Understandably, Ronan reflects on that whole period as a very exciting time. “Yeah, it was – the 90s for Boyzone were incredible. The first year that we went out on the road and we ran around the place doing nightclub gigs trying to establish ourselves, very quickly we catapulted into fame and from the moment of our first hit, Love Me for a Reason, it was just good news.

“And Keith [Duffy, fellow Boyzone member] and I often talk about that. There was just good news all the time – all the time it was number ones and sell-out tours... It went from strength to strength, it was a magic time for pop music, for Boyzone, so yeah, you look back on it with rose-coloured lenses for sure.”

Sharing further memories of that time, Ronan, whose most recent album Songs from Home came out in 2021, says: “One of the key moments for me would be singing with Pavarotti in Modena.

“We came off stage in Dublin, sang to 35,000 sell-out at the RDS [Arena], jumped on a private jet and flew to Modena and sang with Pavarotti.

“I mean, just ridiculous; all of those words that I just used there – ‘sell-out’, ‘35,000’, ‘private jet’. Some young kid from Northside in Dublin, when did I ever think that was ever going to happen to me? So for all of these dreams that came true it’s just ridiculous, it was crazy – I feel very blessed.”

For anyone hoping to see and hear more from Boyzone, Ronan has some potentially upsetting news “We’re done, we wrapped it up in 2019,” he says. “We had 25 great years and we called it a day in 2019 with a wonderful, successful world tour that took us everywhere – places Boyzone hadn’t been in the 90s. China... unbelievable – just amazing tours, amazing dates, venues. It was outrageous.”

One of the other news stories I saw when preparing for the interview was that Ronan’s daughter Missy, 21, may be appearing on Love Island. Is there any truth to that rumour? “I don’t know anything about that,” he replies. “I mean you know more than I do if that’s the case!”

Ronan Keating. Picture: Ray Burmiston
Ronan Keating. Picture: Ray Burmiston

At the present time Ronan is busy preparing for the tour. “I feel I’ve got a lot of work to do getting myself match-fit for the shows,” he states, “so I’m getting fit, getting healthy, getting the immune system strong and ready for it because I’m doing a lot of shows back-to-back. You don’t want to be getting sick, you don’t want to be getting any bugs...

“So yeah, just getting ready for that, that’s what I’m doing musically.
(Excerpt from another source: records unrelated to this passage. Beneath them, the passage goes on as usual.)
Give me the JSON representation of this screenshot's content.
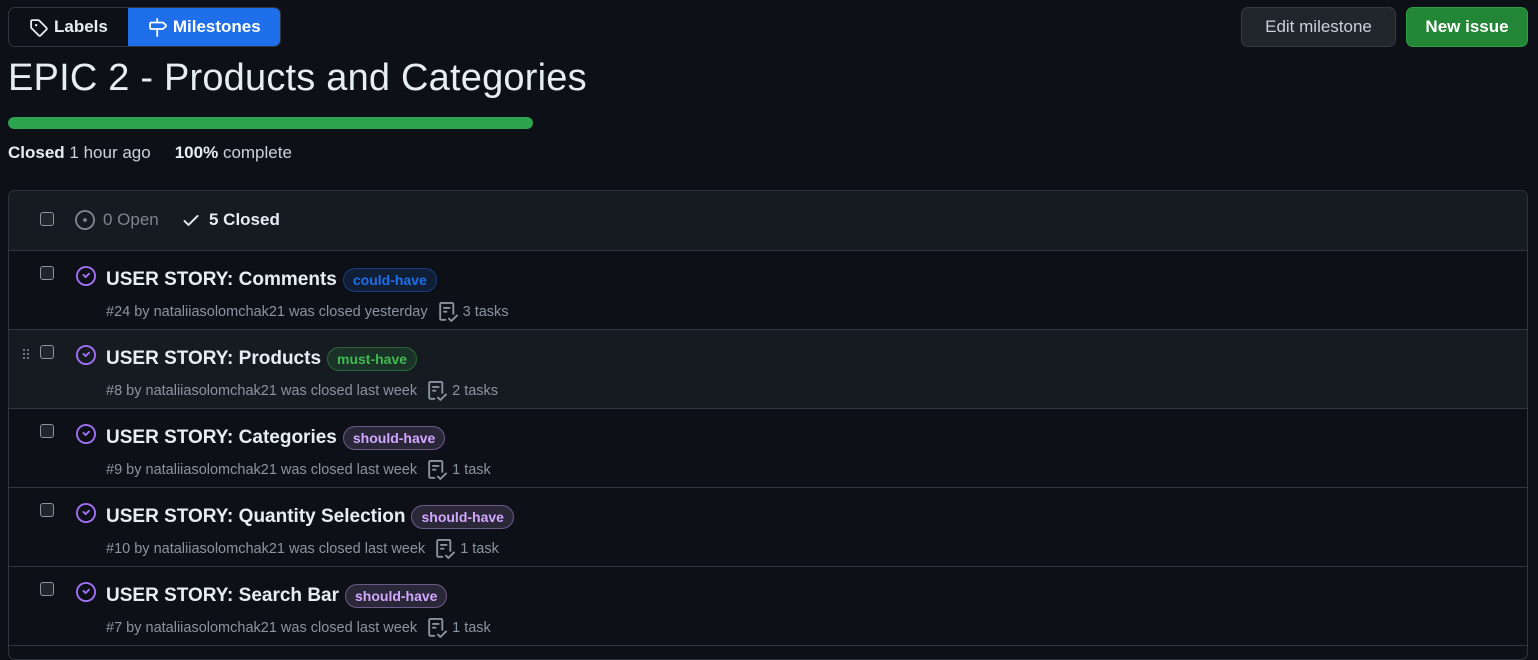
{
  "subnav": {
    "labels": "Labels",
    "milestones": "Milestones"
  },
  "actions": {
    "edit_milestone": "Edit milestone",
    "new_issue": "New issue"
  },
  "milestone": {
    "title": "EPIC 2 - Products and Categories",
    "progress_percent": 100,
    "closed_word": "Closed",
    "closed_time": "1 hour ago",
    "percent_text": "100%",
    "complete_word": "complete"
  },
  "filter": {
    "open": "0 Open",
    "closed": "5 Closed"
  },
  "issues": [
    {
      "title": "USER STORY: Comments",
      "label": "could-have",
      "label_color": "#1f6feb",
      "meta": "#24 by nataliiasolomchak21 was closed yesterday",
      "tasks": "3 tasks"
    },
    {
      "title": "USER STORY: Products",
      "label": "must-have",
      "label_color": "#3fb950",
      "meta": "#8 by nataliiasolomchak21 was closed last week",
      "tasks": "2 tasks"
    },
    {
      "title": "USER STORY: Categories",
      "label": "should-have",
      "label_color": "#d2a8ff",
      "meta": "#9 by nataliiasolomchak21 was closed last week",
      "tasks": "1 task"
    },
    {
      "title": "USER STORY: Quantity Selection",
      "label": "should-have",
      "label_color": "#d2a8ff",
      "meta": "#10 by nataliiasolomchak21 was closed last week",
      "tasks": "1 task"
    },
    {
      "title": "USER STORY: Search Bar",
      "label": "should-have",
      "label_color": "#d2a8ff",
      "meta": "#7 by nataliiasolomchak21 was closed last week",
      "tasks": "1 task"
    }
  ],
  "colors": {
    "accent_blue": "#1f6feb",
    "success_green": "#238636",
    "closed_purple": "#a371f7"
  }
}
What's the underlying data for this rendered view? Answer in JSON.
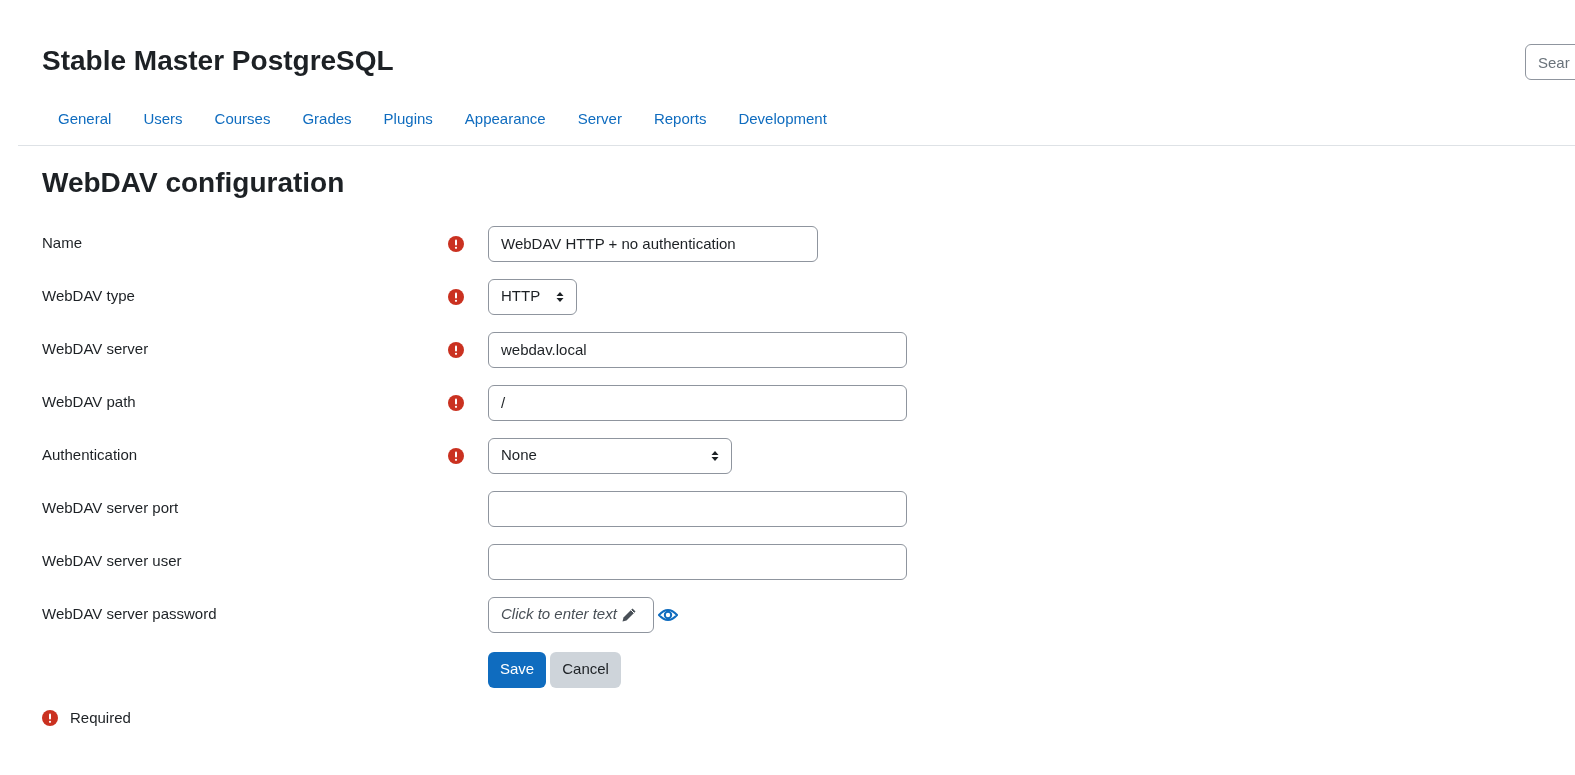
{
  "site_title": "Stable Master PostgreSQL",
  "search": {
    "placeholder": "Sear"
  },
  "nav": [
    "General",
    "Users",
    "Courses",
    "Grades",
    "Plugins",
    "Appearance",
    "Server",
    "Reports",
    "Development"
  ],
  "heading": "WebDAV configuration",
  "fields": [
    {
      "label": "Name",
      "required": true,
      "kind": "text",
      "value": "WebDAV HTTP + no authentication"
    },
    {
      "label": "WebDAV type",
      "required": true,
      "kind": "select",
      "value": "HTTP"
    },
    {
      "label": "WebDAV server",
      "required": true,
      "kind": "text",
      "value": "webdav.local"
    },
    {
      "label": "WebDAV path",
      "required": true,
      "kind": "text",
      "value": "/"
    },
    {
      "label": "Authentication",
      "required": true,
      "kind": "select",
      "value": "None"
    },
    {
      "label": "WebDAV server port",
      "required": false,
      "kind": "text"
    },
    {
      "label": "WebDAV server user",
      "required": false,
      "kind": "text"
    },
    {
      "label": "WebDAV server password",
      "required": false,
      "kind": "password",
      "value": "Click to enter text"
    }
  ],
  "buttons": {
    "save": "Save",
    "cancel": "Cancel"
  },
  "required_note": "Required"
}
I released two albums in two years – last year and the year previous [2020’s Twenty Twenty] so I’m going to take a break from releasing music for a while and just tour for the next couple of years, and then I might start writing later in the year for another album in a couple of years’ time.”

Ronan did quite a lot of writing during lockdown and also found other ways to occupy his time. “I brought an album out in 2020, called Twenty Twenty,” he recalls, “and in the year previous to that – 2019 into 2020 – I did my writing and recording and I got that album ready.

“Then I was busy through the back end of 2020 and [early] 2021 with radio and One Show and other stuff that I’d got on – my family were building a home...

“So for me now it’s touring time; get my touring hat on and do that for the next couple of years, and then off the back of that I’ll get ready for another album, but it’ll be a while before I do that.”